I am openly drooling at the thought of what might be on offer in a 1901 antique dealer's shop.
Back in the day of wired phones it was known that it was dangerous to talk on the phone during a lightning storm. As can be seen by the tall telephone poles, each carrying 80+ phone lines, lightning striking one of those poles could send jolts of lethal energy directly down the phone lines, injuring anyone unfortunate to be holding their phone at that time!
I am always surprised at what I miss, so thank you if you add to what I can see in the pictures
I thought the macular degeneration was acting up but it's just a crooked telephone pole.
I like how the telephone poles are slightly askew. Adds character.
Notcom is correct - Washington Savings Bank on the right has been replaced by a Macy's, which takes up the north side of the block to 13th Street. But if you swing Google Street View to your left there is a Chase Bank.

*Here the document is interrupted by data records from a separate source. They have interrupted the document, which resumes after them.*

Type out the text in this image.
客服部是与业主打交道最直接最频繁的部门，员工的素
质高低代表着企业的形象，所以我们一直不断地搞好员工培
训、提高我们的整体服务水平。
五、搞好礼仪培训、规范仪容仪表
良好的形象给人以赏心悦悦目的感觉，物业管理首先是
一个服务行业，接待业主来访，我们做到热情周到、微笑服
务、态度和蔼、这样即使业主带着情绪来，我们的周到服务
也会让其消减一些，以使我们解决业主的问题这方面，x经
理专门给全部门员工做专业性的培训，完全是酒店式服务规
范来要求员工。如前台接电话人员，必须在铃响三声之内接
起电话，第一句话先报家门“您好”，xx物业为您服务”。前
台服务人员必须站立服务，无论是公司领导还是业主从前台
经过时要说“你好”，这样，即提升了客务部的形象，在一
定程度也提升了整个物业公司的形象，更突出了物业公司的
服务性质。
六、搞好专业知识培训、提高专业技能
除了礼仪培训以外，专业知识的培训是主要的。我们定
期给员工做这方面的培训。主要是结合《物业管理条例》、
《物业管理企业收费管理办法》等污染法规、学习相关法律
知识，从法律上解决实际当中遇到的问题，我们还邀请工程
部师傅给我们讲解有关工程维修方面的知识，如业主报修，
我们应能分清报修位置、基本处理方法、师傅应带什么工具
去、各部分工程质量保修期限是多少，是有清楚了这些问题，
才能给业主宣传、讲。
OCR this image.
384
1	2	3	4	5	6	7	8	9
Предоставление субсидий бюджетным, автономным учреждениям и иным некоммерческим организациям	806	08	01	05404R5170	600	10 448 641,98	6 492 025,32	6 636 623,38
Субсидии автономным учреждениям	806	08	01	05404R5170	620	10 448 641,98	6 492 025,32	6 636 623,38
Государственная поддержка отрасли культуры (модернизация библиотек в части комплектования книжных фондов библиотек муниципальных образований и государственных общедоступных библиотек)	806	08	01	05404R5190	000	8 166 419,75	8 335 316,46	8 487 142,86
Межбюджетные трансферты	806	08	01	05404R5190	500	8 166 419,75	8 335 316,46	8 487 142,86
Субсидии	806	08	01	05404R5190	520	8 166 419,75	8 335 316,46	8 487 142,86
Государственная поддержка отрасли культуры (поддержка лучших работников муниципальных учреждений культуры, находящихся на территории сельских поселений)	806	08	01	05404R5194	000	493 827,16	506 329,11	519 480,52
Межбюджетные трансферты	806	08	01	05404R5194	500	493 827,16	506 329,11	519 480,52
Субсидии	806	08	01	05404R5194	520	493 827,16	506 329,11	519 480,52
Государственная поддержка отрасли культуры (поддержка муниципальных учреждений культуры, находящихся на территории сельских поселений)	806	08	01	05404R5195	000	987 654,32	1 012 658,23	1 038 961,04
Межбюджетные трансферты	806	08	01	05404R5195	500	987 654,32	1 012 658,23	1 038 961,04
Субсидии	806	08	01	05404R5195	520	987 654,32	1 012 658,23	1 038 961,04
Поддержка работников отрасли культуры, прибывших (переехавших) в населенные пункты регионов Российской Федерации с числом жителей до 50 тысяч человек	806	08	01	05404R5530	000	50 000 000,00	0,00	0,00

The church is gone, but there is another one on the next block west in the same Gothic style, also on the north side of the street. The street trolley is gone, but if you swing to your right, you will see the Center Station Metro stop. I could not, however find any man today wearing a derby nor any woman hitching up her skirt.
... might have been a better name for this image. I got curious and wondered if it was related to the health regime called Ralstonism.
How very curious that is!
And Notcom - I don't know what the hecht you mean! Maybe I need to look closer ...
[Big building on the corner in the Street View. - Dave]
I'm wild about the couple in the foreground, her hitching up her skirts, him staring imperiously at either the camera or the person wielding it. Neither of them can be above five foot two! But he's so dapper and she's so smart. In contrast height-wise, the couple across the street, strolling towards the Elite Laundry carriage, look so tall and effortlessly elegant.
Or as it's now known (and loved?): macy*s ... one of their few remaining downtown stores.